Fuller’s influence on architecture, design, and systems theory has been broad and deep, though many of his designs only resonated long after their debut. He thought of himself as an “anticipatory design scientist,” rather than an inventor, and remarked, “if you want to teach people a new way of thinking, don’t bother trying to teach them. Instead, give them a tool, the use of which will lead to new ways of thinking.” In this sense, we must agree that the Dymaxion map was an unqualified success as an inspiration for innovative map design.
In addition to its possibly indirect influence on the AuthaGraph, Fuller’s map has many prominent imitators and sparked “a revolution in mapping,” writes Campbell-Dollaghan.
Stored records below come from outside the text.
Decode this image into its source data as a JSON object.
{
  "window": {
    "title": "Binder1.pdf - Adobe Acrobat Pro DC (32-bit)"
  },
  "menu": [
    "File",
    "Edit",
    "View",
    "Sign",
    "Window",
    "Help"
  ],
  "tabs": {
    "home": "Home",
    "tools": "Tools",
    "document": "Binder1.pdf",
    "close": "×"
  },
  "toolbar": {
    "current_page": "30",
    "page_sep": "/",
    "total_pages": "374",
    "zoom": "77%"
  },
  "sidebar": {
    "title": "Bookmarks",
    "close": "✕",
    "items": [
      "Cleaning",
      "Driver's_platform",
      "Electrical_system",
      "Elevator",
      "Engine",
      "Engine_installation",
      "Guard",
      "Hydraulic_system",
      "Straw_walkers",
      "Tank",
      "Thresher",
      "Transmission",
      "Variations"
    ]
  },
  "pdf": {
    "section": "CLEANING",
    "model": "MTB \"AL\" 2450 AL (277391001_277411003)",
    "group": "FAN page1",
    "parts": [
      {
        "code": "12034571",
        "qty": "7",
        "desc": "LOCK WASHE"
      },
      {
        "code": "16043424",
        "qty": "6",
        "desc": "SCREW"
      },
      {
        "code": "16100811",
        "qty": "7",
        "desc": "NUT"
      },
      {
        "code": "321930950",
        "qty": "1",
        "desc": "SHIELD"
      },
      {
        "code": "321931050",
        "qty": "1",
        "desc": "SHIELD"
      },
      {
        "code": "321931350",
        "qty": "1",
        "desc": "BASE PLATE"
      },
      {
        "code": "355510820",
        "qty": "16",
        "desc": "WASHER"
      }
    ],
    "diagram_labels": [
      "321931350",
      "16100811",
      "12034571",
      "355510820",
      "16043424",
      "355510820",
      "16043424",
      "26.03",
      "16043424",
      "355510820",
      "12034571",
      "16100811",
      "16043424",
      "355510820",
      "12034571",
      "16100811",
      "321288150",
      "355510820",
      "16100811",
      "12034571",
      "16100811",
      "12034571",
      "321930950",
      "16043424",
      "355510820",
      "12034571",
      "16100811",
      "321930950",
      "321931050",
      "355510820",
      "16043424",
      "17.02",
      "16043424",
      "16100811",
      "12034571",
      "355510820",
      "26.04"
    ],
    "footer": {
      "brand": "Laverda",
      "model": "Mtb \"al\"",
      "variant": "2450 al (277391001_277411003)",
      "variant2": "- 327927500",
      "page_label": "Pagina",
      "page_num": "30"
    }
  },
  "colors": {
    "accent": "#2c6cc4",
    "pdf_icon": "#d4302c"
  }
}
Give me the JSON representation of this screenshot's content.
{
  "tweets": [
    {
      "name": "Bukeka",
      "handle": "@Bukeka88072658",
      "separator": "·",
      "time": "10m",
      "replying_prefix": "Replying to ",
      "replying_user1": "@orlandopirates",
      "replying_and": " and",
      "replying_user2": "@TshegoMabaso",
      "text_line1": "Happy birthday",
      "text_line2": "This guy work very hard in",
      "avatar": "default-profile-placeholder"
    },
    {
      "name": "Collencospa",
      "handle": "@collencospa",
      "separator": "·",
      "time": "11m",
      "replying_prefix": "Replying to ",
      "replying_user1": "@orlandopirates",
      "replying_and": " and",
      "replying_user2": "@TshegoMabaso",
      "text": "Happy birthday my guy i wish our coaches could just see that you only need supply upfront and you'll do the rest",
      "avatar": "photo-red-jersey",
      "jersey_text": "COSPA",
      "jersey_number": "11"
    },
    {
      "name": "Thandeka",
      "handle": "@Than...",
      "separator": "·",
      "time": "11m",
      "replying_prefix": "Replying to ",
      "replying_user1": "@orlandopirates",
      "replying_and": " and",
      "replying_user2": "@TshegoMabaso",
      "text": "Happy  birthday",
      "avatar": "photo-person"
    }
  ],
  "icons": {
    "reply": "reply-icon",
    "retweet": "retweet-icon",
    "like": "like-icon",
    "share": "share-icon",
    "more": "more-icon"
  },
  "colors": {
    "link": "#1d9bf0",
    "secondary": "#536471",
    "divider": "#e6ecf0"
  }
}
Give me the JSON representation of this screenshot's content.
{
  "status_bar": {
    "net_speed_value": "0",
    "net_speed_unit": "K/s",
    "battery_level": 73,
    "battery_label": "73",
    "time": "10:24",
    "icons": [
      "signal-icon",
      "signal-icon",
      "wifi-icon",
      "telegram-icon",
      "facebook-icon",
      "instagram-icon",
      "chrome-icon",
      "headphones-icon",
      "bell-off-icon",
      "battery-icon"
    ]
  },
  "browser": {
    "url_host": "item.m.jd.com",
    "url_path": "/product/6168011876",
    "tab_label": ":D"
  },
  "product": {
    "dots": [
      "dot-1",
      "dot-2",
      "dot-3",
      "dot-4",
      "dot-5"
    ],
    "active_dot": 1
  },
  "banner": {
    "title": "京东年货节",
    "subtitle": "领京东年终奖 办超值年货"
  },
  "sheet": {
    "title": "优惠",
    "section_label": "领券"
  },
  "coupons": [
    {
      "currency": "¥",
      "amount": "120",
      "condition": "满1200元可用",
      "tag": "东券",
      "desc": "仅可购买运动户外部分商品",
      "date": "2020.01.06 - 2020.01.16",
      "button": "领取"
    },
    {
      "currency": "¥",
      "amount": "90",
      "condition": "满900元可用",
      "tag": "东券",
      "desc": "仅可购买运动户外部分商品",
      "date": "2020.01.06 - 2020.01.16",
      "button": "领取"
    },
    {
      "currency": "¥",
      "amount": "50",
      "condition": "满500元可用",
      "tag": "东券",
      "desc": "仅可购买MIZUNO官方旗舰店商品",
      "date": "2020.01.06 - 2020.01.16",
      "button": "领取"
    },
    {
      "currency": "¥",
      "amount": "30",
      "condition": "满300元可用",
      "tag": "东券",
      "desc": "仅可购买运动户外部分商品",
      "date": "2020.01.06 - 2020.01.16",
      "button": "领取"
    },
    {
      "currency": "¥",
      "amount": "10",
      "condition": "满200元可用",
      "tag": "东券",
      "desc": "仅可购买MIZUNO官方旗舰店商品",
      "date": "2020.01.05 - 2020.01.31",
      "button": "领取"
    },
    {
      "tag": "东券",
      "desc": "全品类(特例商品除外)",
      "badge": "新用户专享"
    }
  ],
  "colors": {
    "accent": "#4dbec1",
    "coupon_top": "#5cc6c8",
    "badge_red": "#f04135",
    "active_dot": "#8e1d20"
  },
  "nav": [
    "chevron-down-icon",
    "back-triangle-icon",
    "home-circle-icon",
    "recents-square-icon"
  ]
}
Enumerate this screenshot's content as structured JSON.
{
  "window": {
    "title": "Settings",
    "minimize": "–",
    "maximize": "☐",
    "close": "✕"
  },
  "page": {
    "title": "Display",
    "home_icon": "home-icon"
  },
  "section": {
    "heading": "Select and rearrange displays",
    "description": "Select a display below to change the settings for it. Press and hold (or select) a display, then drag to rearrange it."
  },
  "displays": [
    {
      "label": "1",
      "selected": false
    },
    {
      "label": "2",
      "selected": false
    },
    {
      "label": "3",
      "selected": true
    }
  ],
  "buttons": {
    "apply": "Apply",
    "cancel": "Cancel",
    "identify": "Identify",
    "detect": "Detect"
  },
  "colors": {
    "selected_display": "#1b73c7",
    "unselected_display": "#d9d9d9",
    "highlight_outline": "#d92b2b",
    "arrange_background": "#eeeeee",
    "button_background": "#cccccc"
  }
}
She points us to, among others, the Cryosphere, further up, a Fuller map “arranged based on ice, snow, glaciers, permafrost and ice sheets”; to Dubai-based Emirates airline’s map showing flight routes; and to the “Googlespiel,” an interactive Dymaxion map built by Rehabstudio for Google Developer Day, 2011.
And, just above, we see the Dymaxion Woodocean World map by Nicole Santucci, winner of 2013’s DYMAX REDUX, an “open call to create a new and inspiring interpretation of Buckminster Fuller’s Dymaxion Map.” You’ll find a handful of other unique submissions at BFI, including the runner-up, Clouds Dymaxion Map, below, by Anne-Gaelle Amiot, an “absolutely beautiful hand-drawn depiction of a reality that is almost always edited from our maps: cloud patterns circling above Earth.”